Getting Ahead of the RFP

During an interview I recently gave for a Win Writing Masterclass, I was reminded of the frustration that led me to where I am today. I was working at an architecture firm, and I saw how the RFP process absolutely destroyed all the work our firm put into winning work.

I learned the hard way that selection processes aren’t fair.

They’re driven by emotions.

You have to get ahead of that RFP to win the work you want.

The way to do this is to get an understanding of the “why” behind the project. The Owner will write the RFP scope around what he thinks will solve the problem at hand – but likely there are deeper emotional elements that he’s not even aware of that will influence him.
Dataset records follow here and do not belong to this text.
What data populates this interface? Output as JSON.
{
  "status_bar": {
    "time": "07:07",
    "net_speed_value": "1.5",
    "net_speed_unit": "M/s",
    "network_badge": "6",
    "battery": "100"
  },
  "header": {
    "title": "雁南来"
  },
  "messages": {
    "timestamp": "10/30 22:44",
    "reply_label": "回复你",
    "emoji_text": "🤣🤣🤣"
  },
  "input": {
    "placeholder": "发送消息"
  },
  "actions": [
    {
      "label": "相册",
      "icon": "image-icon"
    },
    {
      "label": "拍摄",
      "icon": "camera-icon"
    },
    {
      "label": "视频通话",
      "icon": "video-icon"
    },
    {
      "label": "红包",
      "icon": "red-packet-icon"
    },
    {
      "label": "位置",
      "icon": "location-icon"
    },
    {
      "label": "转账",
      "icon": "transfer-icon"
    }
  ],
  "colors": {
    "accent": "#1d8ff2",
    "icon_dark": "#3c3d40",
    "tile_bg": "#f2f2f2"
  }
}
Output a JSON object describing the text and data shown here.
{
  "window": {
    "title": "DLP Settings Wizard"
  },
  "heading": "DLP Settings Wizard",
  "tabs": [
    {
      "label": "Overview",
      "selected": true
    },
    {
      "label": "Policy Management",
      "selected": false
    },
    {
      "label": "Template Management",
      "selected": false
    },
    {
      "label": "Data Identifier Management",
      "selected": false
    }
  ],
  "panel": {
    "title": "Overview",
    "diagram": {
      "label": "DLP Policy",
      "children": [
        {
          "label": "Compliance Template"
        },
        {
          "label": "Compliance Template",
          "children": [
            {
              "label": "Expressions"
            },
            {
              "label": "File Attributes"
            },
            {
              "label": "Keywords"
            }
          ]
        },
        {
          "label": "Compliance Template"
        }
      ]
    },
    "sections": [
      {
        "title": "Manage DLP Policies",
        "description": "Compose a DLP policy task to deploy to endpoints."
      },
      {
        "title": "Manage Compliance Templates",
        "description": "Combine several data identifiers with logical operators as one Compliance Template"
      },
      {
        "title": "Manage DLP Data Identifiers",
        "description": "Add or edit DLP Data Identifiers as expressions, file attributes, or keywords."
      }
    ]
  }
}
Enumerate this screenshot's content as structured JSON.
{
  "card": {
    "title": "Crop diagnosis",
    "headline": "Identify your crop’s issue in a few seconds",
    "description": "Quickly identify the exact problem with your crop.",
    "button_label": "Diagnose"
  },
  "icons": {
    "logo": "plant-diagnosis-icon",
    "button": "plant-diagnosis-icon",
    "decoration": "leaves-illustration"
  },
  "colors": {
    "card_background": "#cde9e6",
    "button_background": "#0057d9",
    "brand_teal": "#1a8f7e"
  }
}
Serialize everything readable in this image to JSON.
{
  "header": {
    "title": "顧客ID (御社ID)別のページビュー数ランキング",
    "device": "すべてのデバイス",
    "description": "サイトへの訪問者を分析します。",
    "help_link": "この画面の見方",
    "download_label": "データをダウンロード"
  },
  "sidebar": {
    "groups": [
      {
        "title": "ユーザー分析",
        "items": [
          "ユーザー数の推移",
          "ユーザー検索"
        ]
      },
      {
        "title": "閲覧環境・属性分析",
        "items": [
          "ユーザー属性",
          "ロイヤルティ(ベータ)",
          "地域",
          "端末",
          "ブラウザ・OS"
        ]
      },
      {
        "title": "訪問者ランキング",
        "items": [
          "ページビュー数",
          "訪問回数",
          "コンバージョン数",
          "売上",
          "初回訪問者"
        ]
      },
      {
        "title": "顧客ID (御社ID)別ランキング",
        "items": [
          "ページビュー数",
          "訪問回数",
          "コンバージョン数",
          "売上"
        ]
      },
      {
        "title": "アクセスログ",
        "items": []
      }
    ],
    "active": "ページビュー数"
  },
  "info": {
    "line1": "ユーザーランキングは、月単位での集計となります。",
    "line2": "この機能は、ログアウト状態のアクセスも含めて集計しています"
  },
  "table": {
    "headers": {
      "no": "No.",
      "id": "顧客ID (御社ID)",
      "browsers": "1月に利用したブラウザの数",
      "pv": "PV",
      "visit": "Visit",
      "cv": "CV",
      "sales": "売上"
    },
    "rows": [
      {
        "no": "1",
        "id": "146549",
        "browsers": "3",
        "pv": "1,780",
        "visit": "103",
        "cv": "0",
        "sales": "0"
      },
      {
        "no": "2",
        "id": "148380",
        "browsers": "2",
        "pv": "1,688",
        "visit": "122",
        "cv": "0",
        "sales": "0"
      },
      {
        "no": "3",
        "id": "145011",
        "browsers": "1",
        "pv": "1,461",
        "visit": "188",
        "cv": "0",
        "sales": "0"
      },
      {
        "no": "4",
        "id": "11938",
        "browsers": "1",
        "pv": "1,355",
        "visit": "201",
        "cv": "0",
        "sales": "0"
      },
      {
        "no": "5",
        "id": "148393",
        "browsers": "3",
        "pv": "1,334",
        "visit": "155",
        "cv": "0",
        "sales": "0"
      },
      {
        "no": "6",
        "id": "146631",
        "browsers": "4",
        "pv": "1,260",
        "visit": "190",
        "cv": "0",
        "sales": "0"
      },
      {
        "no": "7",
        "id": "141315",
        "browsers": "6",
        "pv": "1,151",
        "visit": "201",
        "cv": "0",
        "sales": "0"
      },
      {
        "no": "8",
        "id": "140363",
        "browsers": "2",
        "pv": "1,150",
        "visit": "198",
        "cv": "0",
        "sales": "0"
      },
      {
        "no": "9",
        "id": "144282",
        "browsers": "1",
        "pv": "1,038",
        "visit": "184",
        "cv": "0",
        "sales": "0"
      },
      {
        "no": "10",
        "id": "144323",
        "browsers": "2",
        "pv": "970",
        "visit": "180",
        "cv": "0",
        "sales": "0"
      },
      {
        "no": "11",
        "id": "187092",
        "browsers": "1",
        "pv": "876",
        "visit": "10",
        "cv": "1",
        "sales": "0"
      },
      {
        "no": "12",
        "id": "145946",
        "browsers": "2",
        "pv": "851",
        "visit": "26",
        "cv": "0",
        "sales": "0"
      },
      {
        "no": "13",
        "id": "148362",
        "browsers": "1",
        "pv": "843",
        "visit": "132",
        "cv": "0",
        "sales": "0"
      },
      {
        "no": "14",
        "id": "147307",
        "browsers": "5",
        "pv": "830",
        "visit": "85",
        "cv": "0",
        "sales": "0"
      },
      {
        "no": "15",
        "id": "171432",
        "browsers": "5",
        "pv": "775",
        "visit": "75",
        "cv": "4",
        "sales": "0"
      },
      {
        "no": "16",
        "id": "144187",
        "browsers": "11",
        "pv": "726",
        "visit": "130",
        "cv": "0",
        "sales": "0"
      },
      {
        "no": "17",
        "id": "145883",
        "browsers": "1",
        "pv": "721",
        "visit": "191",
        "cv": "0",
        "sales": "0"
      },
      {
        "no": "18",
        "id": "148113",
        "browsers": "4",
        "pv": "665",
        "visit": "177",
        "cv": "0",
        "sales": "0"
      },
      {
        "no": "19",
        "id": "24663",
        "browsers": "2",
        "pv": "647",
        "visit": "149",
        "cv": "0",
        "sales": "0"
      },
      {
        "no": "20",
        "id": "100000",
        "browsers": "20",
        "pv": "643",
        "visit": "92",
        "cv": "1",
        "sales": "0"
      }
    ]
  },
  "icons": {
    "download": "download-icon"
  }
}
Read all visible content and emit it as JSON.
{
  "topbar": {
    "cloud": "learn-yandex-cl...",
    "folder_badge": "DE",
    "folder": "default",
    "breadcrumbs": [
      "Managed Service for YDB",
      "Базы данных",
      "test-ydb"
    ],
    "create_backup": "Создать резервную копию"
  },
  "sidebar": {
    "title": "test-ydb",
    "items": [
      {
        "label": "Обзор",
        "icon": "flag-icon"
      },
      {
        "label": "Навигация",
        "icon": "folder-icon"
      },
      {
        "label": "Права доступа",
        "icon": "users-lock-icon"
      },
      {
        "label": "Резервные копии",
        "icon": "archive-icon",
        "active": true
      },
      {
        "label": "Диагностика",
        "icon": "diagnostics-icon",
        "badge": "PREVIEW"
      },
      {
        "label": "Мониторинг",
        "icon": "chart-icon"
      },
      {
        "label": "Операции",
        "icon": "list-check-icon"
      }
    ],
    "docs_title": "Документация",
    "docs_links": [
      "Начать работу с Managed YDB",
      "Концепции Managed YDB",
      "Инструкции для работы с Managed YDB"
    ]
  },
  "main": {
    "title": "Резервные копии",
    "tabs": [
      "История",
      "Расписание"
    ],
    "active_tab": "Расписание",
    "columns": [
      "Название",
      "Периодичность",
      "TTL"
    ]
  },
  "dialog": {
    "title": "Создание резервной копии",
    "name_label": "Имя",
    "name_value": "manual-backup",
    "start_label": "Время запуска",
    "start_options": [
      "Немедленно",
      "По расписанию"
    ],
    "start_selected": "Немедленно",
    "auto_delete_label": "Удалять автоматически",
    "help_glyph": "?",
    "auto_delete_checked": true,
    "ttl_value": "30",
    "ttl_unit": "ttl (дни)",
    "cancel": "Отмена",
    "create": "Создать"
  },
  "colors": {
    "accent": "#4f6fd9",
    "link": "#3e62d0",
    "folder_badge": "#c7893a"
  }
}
Digging Deeper into the Target Client’s Business

All projects are rooted in Business & Political issues, and smart firms can dig deeper into those issues to uncover the emotional elements of the project. Those emotional elements are where we can really connect our firm’s value to the client’s deeper needs.

There are five areas of your client’s business that will influence the project:

  1. Customers
  2. Stakeholders
  3. Staff
  4. Competitors
  5. Operating model

Don’t just Google these things. Call and talk to people at the company, and people who are connected to the company. Meet with people on the ground. This will give you insight that you can use to make the right first impression – authentically – when you talk to the client.

Take a university, for example. After talking with stakeholders, you might discover that the desire to create a legacy is really what’s motivating the project. Appealing to this desire will not only help you emotionally connect with these influencers, but it will also speed up the entire process of funding.

Why Writing the RFP Is NOT a Magic Bullet

Even if you’re tapped to write the RFP for the client, this won’t give you any more traction. Writing the RFP doesn’t, surprisingly enough, guarantee you’ll get the work.

What will give you traction is encouraging the client to stay true to their passion. Then demonstrate how your firm can bring their desire to fruition with intelligence and authenticity. Keep your client pointed to their “true north,” and you’ll always have the best relationship, and the best chance at winning the work.

Throw Out Those Old Sales Rules

You’ve probably heard that the first firm to reach the client is the most likely to win the work. That’s not entirely true. Sure, reaching the client first gives you an advantage – but there are other more powerful ways to gain advantage.

The most effective way to gain the advantage and build an account relationship for the long-term is to tap into what the client really wants. Not what they say they want – but what they want on an instinctual level. The client might not even know exactly how to ask for what they want. Once you’ve done your due diligence exploring the Business & Political issues of the target client, you’ll know what they mean to ask for – and you’ll be in the prime position to tell them how your firm can deliver.

Growth Is About Human Interaction

Emotional intelligence is the key to all connection. Growth isn’t about numbers, volume or pricing. It’s about connecting, human to human.

Clients aren’t robots. They aren’t making decisions in a linear fashion. Decisions evolve in a mind-map fashion. Human connection is non-rational. It’s intuitive. Embrace this and you’ll tap into the success that brands like Apple, Southwest Airlines and Zappos have had.

The Bottom Line

There is only one perspective that matters when winning the work: the client’s. You have to be ready to answer the question of “Why did you call on me?” with “My firm sees a perspective on your situation that your leadership team might not see, and we have a solution that you might not have thought of.”